Methods: The homepage of the German Organ Procurement Organization (DSO) was screened for the annual reports of transplant programs for the years 2007 to 2010. Results were extracted from these reports. Additionally, an analysis of volume per million people per number of transplant centers for each German federal state was made to give an overview of the density of transplant programs for the years 2009 to 2011.
Results: In-house mortality (R2 = 0.005, P = 0.518), 3-year survival (R2 = 0.068, P = 0.085), and a ROC analysis for in-house mortality (AUC 0.55, CI: 0.41; 0.68, P = 0.53), did not show volume-outcome relation. Definition of a threshold for good centers was impossible. One-year survival indicated better outcome in high volume centers. R2 = 0.106, P = 0.009. Outcome data in Germany, as provided by Institute für angewandte Qualitätsförderung und Forschung im Gesundheitswesen (AQUA) or the DSO, are not risk adapted for the investigated time period. The factor of transplants per year per million people per transplant centers is 0.6 for Germany. Some Federal States (for example, Bavaria and Northrhine Westfalia) have an oversupply of transplant centers, which means that the average number transplanted per center and year is very low.

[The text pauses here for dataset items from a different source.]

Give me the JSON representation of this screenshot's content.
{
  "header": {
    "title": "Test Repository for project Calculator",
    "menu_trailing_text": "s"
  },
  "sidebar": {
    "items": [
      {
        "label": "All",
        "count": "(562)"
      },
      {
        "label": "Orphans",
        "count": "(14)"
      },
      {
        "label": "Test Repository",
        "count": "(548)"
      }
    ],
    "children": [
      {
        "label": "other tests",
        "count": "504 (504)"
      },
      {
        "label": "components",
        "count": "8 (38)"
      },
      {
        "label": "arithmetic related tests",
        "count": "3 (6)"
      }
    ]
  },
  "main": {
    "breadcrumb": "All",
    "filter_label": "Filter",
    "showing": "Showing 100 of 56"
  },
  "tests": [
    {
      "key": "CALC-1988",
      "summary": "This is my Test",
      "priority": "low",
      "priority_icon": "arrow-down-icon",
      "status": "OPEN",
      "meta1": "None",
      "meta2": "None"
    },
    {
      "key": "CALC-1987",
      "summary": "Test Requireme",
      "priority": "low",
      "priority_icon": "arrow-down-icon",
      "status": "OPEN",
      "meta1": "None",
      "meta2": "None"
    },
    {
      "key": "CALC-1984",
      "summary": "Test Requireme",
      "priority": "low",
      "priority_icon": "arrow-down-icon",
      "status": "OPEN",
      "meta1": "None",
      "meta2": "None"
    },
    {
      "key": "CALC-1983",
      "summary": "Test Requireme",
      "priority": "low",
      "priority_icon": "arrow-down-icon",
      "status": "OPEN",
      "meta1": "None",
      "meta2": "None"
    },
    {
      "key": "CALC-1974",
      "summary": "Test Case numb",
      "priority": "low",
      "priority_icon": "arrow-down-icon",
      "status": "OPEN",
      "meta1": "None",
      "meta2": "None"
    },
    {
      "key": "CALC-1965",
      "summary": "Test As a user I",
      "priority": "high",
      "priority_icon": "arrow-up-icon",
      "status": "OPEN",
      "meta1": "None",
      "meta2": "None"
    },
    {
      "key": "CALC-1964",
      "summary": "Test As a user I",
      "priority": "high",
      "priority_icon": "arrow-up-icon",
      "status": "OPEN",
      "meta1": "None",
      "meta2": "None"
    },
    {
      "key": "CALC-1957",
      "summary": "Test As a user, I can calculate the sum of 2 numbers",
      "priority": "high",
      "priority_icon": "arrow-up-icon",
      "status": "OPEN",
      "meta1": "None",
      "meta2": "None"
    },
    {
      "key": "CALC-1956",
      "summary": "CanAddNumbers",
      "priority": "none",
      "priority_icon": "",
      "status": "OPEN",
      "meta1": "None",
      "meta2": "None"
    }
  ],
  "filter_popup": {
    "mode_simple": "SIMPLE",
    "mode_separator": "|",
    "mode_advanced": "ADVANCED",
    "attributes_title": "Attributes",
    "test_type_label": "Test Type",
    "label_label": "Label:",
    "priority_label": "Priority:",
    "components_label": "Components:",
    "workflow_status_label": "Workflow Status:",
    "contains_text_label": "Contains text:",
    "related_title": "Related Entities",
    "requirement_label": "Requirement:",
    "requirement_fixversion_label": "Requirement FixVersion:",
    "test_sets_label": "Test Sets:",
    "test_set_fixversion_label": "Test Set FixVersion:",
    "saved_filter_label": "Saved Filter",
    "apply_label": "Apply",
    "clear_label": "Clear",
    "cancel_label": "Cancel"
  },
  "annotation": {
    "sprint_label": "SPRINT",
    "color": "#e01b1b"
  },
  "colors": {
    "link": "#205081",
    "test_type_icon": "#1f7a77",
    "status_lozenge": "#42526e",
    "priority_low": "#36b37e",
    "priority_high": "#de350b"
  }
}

Discussion and conclusion: We propose a risk-adapted prospective analysis of outcome and definition of a quality catalogue for liver transplant centers. Volume and outcome relation is not conclusive for liver transplantation in Germany. Data should be collected, for example, for a time period of 3 to 5 years, and decisions influencing the regulation of numbers of transplant centers should be based upon the findings, weighing federal state sovereignty and regional medical requirements against an optimal patient supply while respecting a plausible risk adaption for each center.